Govt decision to restrict imports resulted in only $2.609bn imports till July 18, finance minister says

Islamabad: Federal Minister for Finance and Revenue Miftah Ismail on Wednesday said that the government has taken result-oriented measures to level imports with exports and remittances.

“We are trying to bring imports almost equal to exports and remittances. Because we do not have space in foreign exchange reserves to reduce these and we also do not have other reserves. So we want to strike balance between imports exports and remittances,” the federal minister said while addressing a press conference.

The minister said that soon after assuming the power, the government initiated measures to reduce imports and it achieved success in June when the non-energy import bill reduced by 15%.

However, he added that energy imports increased due to price-hike in international market and import bill surged by 120% last month. He said that there were imports of $7.4 billion last month including $3.7 billion energy and $3.7 billion other imports.

He said the government had taken many measures including improving LC margins, banning assembled vehicles and mobile phones. It also reduced speed of local manufacturing of cars, vehicles and fridges. It also made it mandatory for $1 lac LC to get permission from State Bank of Pakistan.

All this worked and bore fruit as till July 18, there were only $2.609 billion imports, indicating that there would not be more than 5.5 billion imports throughout the month. Last month it was $7.5 billion, so 2 billion was reduced. The current account deficit would also reduce, he said.

The minister said, last year there was $48 billion trade deficit and $17 billion current account deficit, which is not affordable for Pakistan. However, it is encouraging that the measures the government had taken helped reduce imports.

He said when diesel was sold on subsidy, many dealers had hoarded the commodity for their benefit and currently there were around 60 days diesel against usual 8 days. So there would be less import demand, hence energy imports would reduce. Likewise, fuel prices have also moderated in the international market and have impact on country’s imports.

He said, the economic fundamentals of trade have been corrected as imports are almost equal to remittances and exports. There is little CAD, which could be financed.

The minister said, the Extended Fund Facility agreement with International Monetary Fund was on track and there was no issue that could halt it. He said Pakistan had already met all the prior requirements for the fund. He said the loan money would be transferred after formal approval by IMF board.

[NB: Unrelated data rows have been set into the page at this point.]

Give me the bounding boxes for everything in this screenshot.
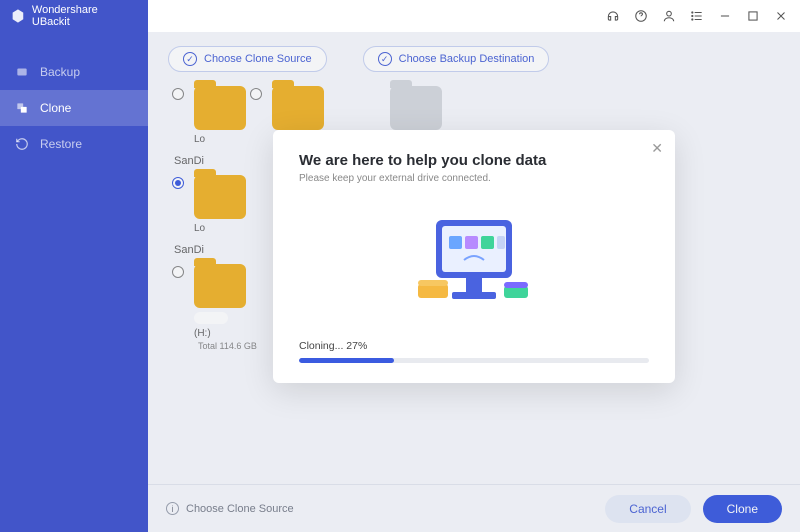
modal-title: We are here to help you clone data <box>299 152 649 169</box>
sidebar-item-restore[interactable]: Restore <box>0 126 148 162</box>
progress-label: Cloning... 27% <box>299 340 649 352</box>
progress-bar <box>299 358 649 363</box>
clone-icon <box>14 100 30 116</box>
progress-fill <box>299 358 394 363</box>
modal-illustration <box>299 202 649 322</box>
sidebar-item-backup[interactable]: Backup <box>0 54 148 90</box>
backup-icon <box>14 64 30 80</box>
modal-subtitle: Please keep your external drive connecte… <box>299 173 649 184</box>
menu-icon[interactable] <box>684 3 710 29</box>
close-icon[interactable] <box>768 3 794 29</box>
headset-icon[interactable] <box>600 3 626 29</box>
clone-progress-modal: ✕ We are here to help you clone data Ple… <box>273 130 675 383</box>
app-title: Wondershare UBackit <box>32 4 138 28</box>
sidebar-item-label: Backup <box>40 65 80 79</box>
maximize-icon[interactable] <box>740 3 766 29</box>
modal-overlay: ✕ We are here to help you clone data Ple… <box>148 32 800 532</box>
sidebar-item-label: Clone <box>40 101 71 115</box>
sidebar: Backup Clone Restore <box>0 32 148 532</box>
minimize-icon[interactable] <box>712 3 738 29</box>
sidebar-item-label: Restore <box>40 137 82 151</box>
modal-close-icon[interactable]: ✕ <box>651 140 663 157</box>
sidebar-item-clone[interactable]: Clone <box>0 90 148 126</box>
help-icon[interactable] <box>628 3 654 29</box>
titlebar: Wondershare UBackit <box>0 0 800 32</box>
titlebar-actions <box>600 3 794 29</box>
app-logo-icon <box>10 8 26 24</box>
titlebar-brand: Wondershare UBackit <box>0 0 148 32</box>
user-icon[interactable] <box>656 3 682 29</box>
restore-icon <box>14 136 30 152</box>
content: Choose Clone Source Choose Backup Destin… <box>148 32 800 532</box>
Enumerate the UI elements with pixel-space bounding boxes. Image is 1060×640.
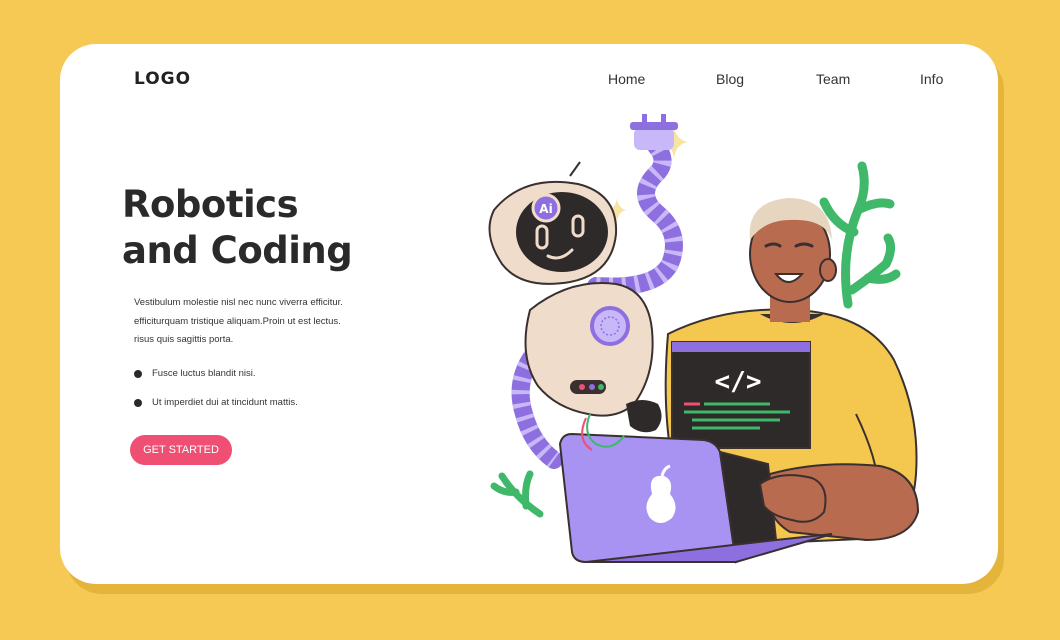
ai-badge-text: Ai	[539, 202, 552, 216]
code-tag-text: </>	[715, 367, 762, 397]
logo[interactable]: LOGO	[134, 69, 191, 89]
robot-body	[524, 282, 654, 417]
nav-home[interactable]: Home	[608, 71, 645, 87]
bullet-dot-icon	[134, 369, 142, 378]
robotics-illustration: Ai </>	[488, 114, 920, 564]
robot-head: Ai	[488, 161, 618, 285]
nav-team[interactable]: Team	[816, 71, 850, 87]
description-line-1: Vestibulum molestie nisl nec nunc viverr…	[134, 297, 343, 308]
robot-chest-light	[590, 306, 630, 346]
bullet-item-2: Ut imperdiet dui at tincidunt mattis.	[134, 397, 298, 408]
nav-blog[interactable]: Blog	[716, 71, 744, 87]
get-started-button[interactable]: GET STARTED	[130, 435, 232, 465]
description-line-3: risus quis sagittis porta.	[134, 334, 234, 345]
description-line-2: efficiturquam tristique aliquam.Proin ut…	[134, 315, 341, 327]
plant-right-icon	[819, 161, 901, 309]
code-window: </>	[671, 341, 811, 449]
landing-card: LOGO Home Blog Team Info Robotics and Co…	[60, 44, 998, 584]
hero-title-line-1: Robotics	[122, 183, 299, 226]
bullet-text-2: Ut imperdiet dui at tincidunt mattis.	[152, 397, 298, 408]
bullet-item-1: Fusce luctus blandit nisi.	[134, 368, 256, 379]
hero-title: Robotics and Coding	[122, 182, 353, 274]
plant-left-icon	[490, 470, 544, 518]
plug-icon	[630, 114, 678, 150]
hero-title-line-2: and Coding	[122, 229, 353, 272]
bullet-dot-icon	[134, 398, 142, 407]
nav-info[interactable]: Info	[920, 71, 943, 87]
hero-description: Vestibulum molestie nisl nec nunc viverr…	[134, 294, 384, 350]
robot-hand	[626, 400, 662, 433]
bullet-text-1: Fusce luctus blandit nisi.	[152, 368, 256, 379]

He said, this would open up financing from World Bank and Asian Development Bank and bring bout billions of dollars in the country.

He said, IMF was of the view $4 billion funding gap still existed which he said would be bridged by many sources as one of a friendly country had offered $1.2 oil financing, which would be finalized within a couple of days.

Likewise, another country would invest $1 to $2 billion in Pakistan Stock Exchange (PSX) whereas another country had promised $200 to $300 million gas on deferred payments.

In addition, he said, another friendly country offered $2 billion deposits and yet another friendly country would provide 2 billion SDRS (more than $2 billion)

Talking about the depreciation of rupee, the minister said that the local currency had depreciated against dollar whereas it had strengthened against Pound, Euro and Japanese Yen. He said, dollar has witnessed 22 years high appreciation against all currencies.

He however admitted that the current political situation in the country was one of the reasons for rupee depreciation.

In fact the minister while quoting SBP said that in terms of real effective exchange rate the rupee has depreciated by 3 percent since December keeping in view inflation.

The minister said that overall the economy was performing well. The revenue collection was witnessed at Rs751 billion during the month of June 2022, a 30 percent increase while the government also paid Rs40 billion DLTL and Rs35 billion to exporters. The Large Scale manufacturing was also well on track.

He expressed government’s resolved to enhance tax to GDP ratio in addition to bringing down budget deficit within couple of months.

He said, the government incentivized agriculture sector to enhance wheat production. He said the government had purchased 5 million tons of wheat and allowed import of 3 million more tons to build strategic reserves.

Likewise, it imported 0.2 million tons of urea at lowest rate of $500. The minister said, decision to export excessive sugar would be taken after consulting Sugar Advisory Board.